The namesake and main shooting location of director Emerald Fennell’s satire of the rich is in fact a historic estate known as Drayton Hall, located in Northamptonshire.
And while producers added a few flourishes for the sake of the film, the real property does not disappoint.
Constructed around 1300 and repeatedly renovated in the following centuries, the 127-room property maintained a low-profile before being used for the film, which was its first — and possibly last — time as a set.
To gain access to the 200-acre compound, producers had to sign a contract promising not to reveal its location or owners, neither of which stayed secret for long after the film’s runaway success, Vanity Fair reported.
As a result of the public catching on to the real location of the mansion— owned by the notoriously private Stopford-Sackville family, who’ve lived there since 1770 — the decadent residence has closed its doors to the public and is no longer accessible by tours, nor available to rent for private events.

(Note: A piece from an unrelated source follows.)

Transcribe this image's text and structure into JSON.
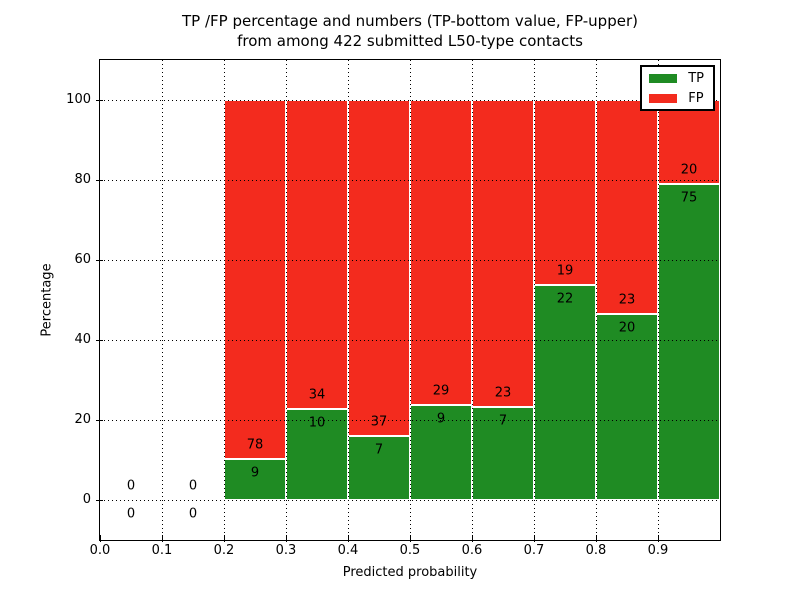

“The house is NOT open to the public nor is it available for hire,” the property’s archivist, Bruce Bailey, told the publication City AM in response to a private event request. “We are not interested in any further publicity.”
Although genuinely sprawling and opulent, visitors may have been disappointed by a few aspects of the site that appeared in the film but are not true to Drayton.
Namely, the hedge maze was partially constructed by a designer but was significantly enhanced with the use of CGI, according to Architectural Digest.
Thanks to Drayton not having certain landmark protections that other manors of its size and age do, production designer Suzie Davies was able to change around the interiors significantly.
“We flipped [the decor] around, painted [the walls], took tapestries down, and put them back up,” Davies told Elle Decor. “We turned a bedroom into a bathroom and a bathroom into a dressing room.”
It was all an effort, she added, for the mansion “to feel lived in and fully inhabited by our characters.”